By Barry Elias | Friday, 30 Oct 2015 07:02 AM
Barclays Bank seems like it is next in line to settle with the authorities regarding its dark pool operations.
In recent years, the Securities and Exchange Commission (SEC) and the New York State Attorney General (NYSAG) have focused on the disruptive nature of dark pools and high frequency trading: especially when used in tandem, as the authorities allege to be the case with Barclays Bank. The SEC and NYSAG claim Barclays misled its clients into believing high frequency traders would be less active in their LX dark pool trading venue.
Dark pools are essentially private, anonymous, off-exchange and opaque venues that permit the trading of exchange-listed securities. This structure helps camouflage the trading strategies of large financial institutions, such as mutual funds, pension funds, hedge funds, and insurance funds to afford them optimal profits or minimal losses. These venues are lightly regulated, require less public disclosure, do not carry the same protective margin requirements as the public exchange marketplaces, and allow banks to forego paying fees to exchanges for trade execution.
Dark pool trading as a percentage of total trading volume more than tripled from 4 percent in early 2008 to nearly 14 percent by the end of 2011, according to Rosenblatt Securities. Haoxiang Zhu, a financial economist at the MIT Sloan School of Management and the author of a new paper in the Review of Financial Studies, cites a study in which 71 percent of financial professionals believe dark pools are “somewhat” or “very” problematic in establishing stock prices.

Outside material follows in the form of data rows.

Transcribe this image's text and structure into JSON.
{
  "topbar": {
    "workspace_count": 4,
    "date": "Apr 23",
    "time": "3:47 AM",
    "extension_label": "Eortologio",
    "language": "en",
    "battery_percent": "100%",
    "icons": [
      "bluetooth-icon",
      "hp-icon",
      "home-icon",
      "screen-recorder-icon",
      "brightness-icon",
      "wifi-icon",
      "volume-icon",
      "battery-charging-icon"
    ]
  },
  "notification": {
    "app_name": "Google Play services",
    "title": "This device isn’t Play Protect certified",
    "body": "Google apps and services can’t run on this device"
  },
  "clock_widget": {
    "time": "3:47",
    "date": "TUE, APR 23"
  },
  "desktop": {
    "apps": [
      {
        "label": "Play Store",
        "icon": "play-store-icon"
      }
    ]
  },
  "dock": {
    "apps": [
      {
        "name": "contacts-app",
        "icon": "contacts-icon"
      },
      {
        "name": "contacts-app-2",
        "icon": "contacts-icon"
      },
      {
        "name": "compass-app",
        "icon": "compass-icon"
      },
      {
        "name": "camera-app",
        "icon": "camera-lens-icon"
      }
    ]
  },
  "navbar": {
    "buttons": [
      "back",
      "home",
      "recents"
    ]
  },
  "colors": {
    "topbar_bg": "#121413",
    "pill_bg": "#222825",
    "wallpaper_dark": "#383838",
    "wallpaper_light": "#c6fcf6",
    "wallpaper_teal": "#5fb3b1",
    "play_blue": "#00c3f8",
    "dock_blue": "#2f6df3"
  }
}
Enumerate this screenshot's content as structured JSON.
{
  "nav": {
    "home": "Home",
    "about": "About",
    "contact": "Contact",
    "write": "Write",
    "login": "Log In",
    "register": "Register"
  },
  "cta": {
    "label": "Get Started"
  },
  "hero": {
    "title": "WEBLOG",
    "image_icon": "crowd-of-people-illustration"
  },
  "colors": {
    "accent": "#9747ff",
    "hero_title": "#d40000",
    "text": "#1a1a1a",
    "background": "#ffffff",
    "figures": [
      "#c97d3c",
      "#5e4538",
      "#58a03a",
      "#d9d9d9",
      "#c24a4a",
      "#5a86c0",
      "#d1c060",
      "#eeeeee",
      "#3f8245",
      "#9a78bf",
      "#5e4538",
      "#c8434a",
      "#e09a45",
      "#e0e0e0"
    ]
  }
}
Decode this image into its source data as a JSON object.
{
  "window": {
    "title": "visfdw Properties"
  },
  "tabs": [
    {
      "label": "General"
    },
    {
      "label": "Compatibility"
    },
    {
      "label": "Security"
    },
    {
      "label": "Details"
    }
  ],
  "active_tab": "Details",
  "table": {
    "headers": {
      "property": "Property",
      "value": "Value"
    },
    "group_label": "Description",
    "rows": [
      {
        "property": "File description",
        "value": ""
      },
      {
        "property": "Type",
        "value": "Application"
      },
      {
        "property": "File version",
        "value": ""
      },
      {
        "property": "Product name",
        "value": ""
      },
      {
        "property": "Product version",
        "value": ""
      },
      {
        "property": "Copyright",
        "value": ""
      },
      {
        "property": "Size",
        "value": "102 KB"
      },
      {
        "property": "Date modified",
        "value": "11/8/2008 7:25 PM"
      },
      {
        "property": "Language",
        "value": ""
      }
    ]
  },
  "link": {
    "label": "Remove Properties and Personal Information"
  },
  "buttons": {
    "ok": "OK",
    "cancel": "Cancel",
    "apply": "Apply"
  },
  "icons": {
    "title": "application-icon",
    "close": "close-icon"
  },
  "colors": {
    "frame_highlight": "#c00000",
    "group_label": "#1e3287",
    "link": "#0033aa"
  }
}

Despite denying any wrongdoing and fighting this case, Barclays is in serious discussions to pay a fine of $65 million.
Thus far, two firms have agreed to pay fines related to this activity: $14 million by UBS Group and $20.3 million by Investment Technology Group, which has admitted to wrongdoing in its case. A third, Credit Suisse, has a planned agreement to pay an $85 million fine.
To evade recent proposals that would regulate and undermine dark pool trading, some U.S. banks are conducting their derivative trades through non-U.S. subsidiaries that do not have explicit guarantees from the U.S. parent.
The SEC and other regulatory bodies need to keep the playing field level for all, and where possible, prosecute individuals as a more effect deterrent.